A number of studies have looked at the strength of the DowelMax joints in comparison to other joints – and the strength of the joints made using DowelMax are better than many systems. Here is a link to the testing on the DowelMax website. Issue 219 of the British magazine Furniture and Cabinet Maker also has an analysis of six joint types. Here are the results with respect to the PSI value where the joint failed.
Mortise and tenon 420
Pocket hole 280
Zeta P2 system 180
Dowelmax dowel system 680
Overall it’s a great jig, however there are now competitors in the market place that offer more in the way of functionality – they require the use of external clamps, but offer more in the way of alignment. The DowelMax is expensive – but consider the time involved in doing it any other way. You could pay more for a Festool Domino, but unless you have a cabinet shop, it may not be worth the investment. Sadly, the DowelMax is no longer made in Canada (and there is a long thread discussing this on the Canadian Woodworking forums if you are interested). The standard kit is now US$249 – I paid C$325, which included the L-bracket (now US$15), and a ¼” spacer (now replaced by 1/8″ spacers at US$8.50 a piece).
What about the JessEm?
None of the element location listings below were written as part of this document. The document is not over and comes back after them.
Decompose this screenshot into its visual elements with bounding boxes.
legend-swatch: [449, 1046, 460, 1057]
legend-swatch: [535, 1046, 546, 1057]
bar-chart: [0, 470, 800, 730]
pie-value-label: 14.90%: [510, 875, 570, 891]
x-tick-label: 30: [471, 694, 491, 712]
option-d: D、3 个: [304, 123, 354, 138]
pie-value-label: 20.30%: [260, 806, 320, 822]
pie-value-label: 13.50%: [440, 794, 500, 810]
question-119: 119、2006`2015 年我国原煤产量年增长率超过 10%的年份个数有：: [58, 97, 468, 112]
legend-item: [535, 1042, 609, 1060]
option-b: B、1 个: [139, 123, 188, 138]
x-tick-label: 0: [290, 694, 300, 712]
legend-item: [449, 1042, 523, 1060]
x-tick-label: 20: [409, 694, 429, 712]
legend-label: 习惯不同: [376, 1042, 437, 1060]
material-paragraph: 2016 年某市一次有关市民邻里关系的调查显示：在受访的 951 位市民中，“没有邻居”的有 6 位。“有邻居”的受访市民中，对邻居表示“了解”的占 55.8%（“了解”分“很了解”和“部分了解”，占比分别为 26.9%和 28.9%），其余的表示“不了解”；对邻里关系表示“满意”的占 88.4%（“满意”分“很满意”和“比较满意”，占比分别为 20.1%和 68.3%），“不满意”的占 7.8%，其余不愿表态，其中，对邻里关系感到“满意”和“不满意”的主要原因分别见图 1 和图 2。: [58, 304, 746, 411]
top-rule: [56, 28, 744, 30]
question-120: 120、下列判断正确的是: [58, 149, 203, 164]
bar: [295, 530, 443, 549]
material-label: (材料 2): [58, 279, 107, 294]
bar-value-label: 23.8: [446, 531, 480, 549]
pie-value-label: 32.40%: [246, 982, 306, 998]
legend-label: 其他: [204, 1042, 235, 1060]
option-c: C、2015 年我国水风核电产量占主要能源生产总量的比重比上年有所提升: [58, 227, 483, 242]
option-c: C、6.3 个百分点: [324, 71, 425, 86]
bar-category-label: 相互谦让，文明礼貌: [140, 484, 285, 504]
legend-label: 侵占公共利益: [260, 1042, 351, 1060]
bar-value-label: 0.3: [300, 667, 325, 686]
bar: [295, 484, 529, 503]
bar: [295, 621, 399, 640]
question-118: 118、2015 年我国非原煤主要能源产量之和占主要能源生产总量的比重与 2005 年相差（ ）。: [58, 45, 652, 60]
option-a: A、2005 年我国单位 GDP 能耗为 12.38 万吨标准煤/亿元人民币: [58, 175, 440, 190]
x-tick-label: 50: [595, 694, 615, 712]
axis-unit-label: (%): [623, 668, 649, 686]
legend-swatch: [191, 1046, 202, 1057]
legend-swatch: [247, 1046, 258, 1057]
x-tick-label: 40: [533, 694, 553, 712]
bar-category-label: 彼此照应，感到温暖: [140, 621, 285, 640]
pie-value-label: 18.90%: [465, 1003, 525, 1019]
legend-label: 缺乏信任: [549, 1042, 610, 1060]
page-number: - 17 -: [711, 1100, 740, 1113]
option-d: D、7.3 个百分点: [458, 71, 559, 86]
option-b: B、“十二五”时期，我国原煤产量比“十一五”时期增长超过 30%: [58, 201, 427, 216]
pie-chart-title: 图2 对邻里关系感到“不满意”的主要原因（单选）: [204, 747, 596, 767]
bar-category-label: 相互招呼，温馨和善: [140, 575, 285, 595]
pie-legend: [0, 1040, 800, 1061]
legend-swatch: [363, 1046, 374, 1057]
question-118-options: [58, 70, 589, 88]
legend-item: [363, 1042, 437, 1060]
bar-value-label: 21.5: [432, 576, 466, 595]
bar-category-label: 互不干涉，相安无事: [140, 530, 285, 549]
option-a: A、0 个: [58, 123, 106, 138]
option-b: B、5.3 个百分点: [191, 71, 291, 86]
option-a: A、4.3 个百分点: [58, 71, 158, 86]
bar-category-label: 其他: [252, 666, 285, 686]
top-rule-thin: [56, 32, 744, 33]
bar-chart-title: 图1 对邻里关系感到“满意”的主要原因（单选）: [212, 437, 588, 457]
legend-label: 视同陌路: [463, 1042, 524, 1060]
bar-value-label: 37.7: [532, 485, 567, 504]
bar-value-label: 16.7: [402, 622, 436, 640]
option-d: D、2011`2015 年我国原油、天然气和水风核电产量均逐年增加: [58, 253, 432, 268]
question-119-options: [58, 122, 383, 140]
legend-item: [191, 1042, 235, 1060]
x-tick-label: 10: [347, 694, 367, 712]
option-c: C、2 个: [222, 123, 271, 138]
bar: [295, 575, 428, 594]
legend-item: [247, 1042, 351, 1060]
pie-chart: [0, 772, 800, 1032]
Well, I have been thinking about a ¼” / ½” dowelling assembly, so I might just get one of these to try out as well sometime in the future. They also have a cool looking Mortise Mill.
Split-depth collars for drills (imperial) – Lee Valley
Expansible dowels – Lee Valley (3/8″ x 1-1/2″ – C$6.90 for 100). These are the ones for the 9.7mm drills. You can also buy them direct from JustJoinery. They sell the same set for C$5.80, but also sell them in sets of 1000 for C$53.90 (they sell the standard 3/8″ dowels as well). There is somewhat more selection at the JustJoinery site, as they also sell 3/8″ dowels 1-1/4″ and 3″ in length. Also if you are looking for beefier dowels, they have them in 1/2″ and 5/8″ diameters. (The JessEm handles 1/2″ dowels).